La condamnation des Pussy Riot pour "hooliganisme motivé par la haine religieuse" est tombée vendredi 17 août. Pour avoir chanté le 21 février dernier une "prière" punk anti-Poutine dans une cathédrale moscovite, Nadejda Tolokonnikova, Maria Alekhina et Ekaterina Samoutsevitch écopent chacune de deux ans de "camp à régime ordinaire". Qu'est-ce qui les attend exactement ? Plongée dans le système pénitentiaire russe.

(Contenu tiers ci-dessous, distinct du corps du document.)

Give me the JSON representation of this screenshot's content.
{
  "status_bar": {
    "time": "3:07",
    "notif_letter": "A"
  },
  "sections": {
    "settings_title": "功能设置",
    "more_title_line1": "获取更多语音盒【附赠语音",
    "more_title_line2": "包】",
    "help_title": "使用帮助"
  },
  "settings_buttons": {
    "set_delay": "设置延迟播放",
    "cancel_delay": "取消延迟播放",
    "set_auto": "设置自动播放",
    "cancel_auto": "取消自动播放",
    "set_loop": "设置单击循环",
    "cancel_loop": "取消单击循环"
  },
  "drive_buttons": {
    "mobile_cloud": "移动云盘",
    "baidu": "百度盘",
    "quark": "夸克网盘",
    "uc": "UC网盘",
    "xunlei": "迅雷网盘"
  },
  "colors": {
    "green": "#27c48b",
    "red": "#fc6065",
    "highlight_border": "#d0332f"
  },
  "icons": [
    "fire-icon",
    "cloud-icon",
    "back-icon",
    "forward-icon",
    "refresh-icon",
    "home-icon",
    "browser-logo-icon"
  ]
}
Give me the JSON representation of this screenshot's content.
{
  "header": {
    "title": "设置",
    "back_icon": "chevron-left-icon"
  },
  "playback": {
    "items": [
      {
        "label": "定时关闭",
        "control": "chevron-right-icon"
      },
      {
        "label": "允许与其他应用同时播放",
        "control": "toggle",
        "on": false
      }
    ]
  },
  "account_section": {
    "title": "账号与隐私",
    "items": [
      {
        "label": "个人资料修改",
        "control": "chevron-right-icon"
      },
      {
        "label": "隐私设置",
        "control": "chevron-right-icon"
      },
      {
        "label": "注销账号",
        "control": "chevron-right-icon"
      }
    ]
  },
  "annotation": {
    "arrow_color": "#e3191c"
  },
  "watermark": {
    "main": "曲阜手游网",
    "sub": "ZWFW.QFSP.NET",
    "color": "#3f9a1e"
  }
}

Dortoirs, barbelés et miradors

La Fédération de Russie ne compte que sept prisons, mais dispose aussi de 750 camps, dont 46 réservés aux femmes. Au contraire des prisons classiques où les détenus sont en cellules, ces colonies pénitentiaires hébergent les zeks (prisonniers) dans des dortoirs de 100 à 200 lits. Pour le reste, des "bâtiments administratifs et infirmerie vétustes mais propres", une cantine, une "place centrale où les prisonniers sont alignés plusieurs fois par jour pour l’appel et l’inspection", décrit le quotidien Libération (article abonnés). "Et, tout autour, palissades, barbelés, miradors."

Ces camps, dans lesquels sont actuellement enfermés plus de 600 000 détenus dont environ 50 000 femmes, sont répartis sur tout le territoire, dans la campagne russe. Il ne s'en trouve pas un à moins de 100 km de Moscou. L'objectif est "d'isoler le détenu, le contraindre à une éprouvante vie en communauté, lui imposer des règles de groupe davantage destinées à l’humiliation qu’à la rééducation", selon La Croix (article abonnés). Les familles des zeks ne sont autorisées qu'à de rares visites et 15 minutes de téléphone mensuelles.

L'uniforme et un travail "rémunéré"

L'administration pénitentiaire doit obligatoirement proposer une activité rémunérée aux zeks, dans une usine ou un atelier également situés à l'intérieur du camp. Un travail "rémunéré" à hauteur de "4 à 70 euros mensuels" qui seront "ponctionnés pour financer l’uniforme et la gamelle", selon Libération. "La jupe est obligatoire en toute saison, le couvre-chef aussi. Les vêtements chauds sont interdits, hormis le caban ouaté délivré par l’administration", témoigne Maria Noel, ancienne prisonnière, pour le quotidien.

Les descriptions d'anciens détenus évoquent immédiatement les camps de travail du Goulag stalinien. "Réveil à 6 heures, appel dans la cour. À 7 heures, petit-déjeuner, puis départ pour le travail. À 13 heures, cantine, puis retour au travail, jusqu'à 16 ou 17 heures. A 18 heures inspection, puis dîner. Extinction des feux à 22 heures", raconte Svetlana Bakhmina au Figaro.

Des pratiques héritées du Goulag

Des associations de défense des détenus dénoncent par ailleurs des "pratiques héritées des goulags", comme "la tradition chez les geôliers de choisir certains prisonniers pour contrôler et punir eux-mêmes leurs camarades en échange de privilèges", rapporte La Croix (article abonnés). Mais il est difficile de savoir si les camps féminins souffrent des mêmes abus que les camps masculins, réputés très violents.

En plus de la discipline et des méthodes de l'administration pénitentiaire russe, une hiérarchie informelle s'installe entre les détenus. Criminels, trafiquants de drogue, escrocs et prisonniers politiques peuvent en effet cohabiter dans un même dortoir. Tout en haut de l'échelle, les blatnye ou "bandits d’honneur", traduit La Croix, règnent sur "les moujiki qui n'appartiennent pas au monde du crime" et "les opouchtchenniye considérés comme des esclaves".

A la sortie, le système de réinsertion est inefficace. "Quand une femme sort du camp, on lui donne 19 euros et un billet de train de troisième classe pour rentrer à la maison", raconte l'ancienne bagnarde Maria Noel à Libération. "Et tant pis si elle n’a plus de maison."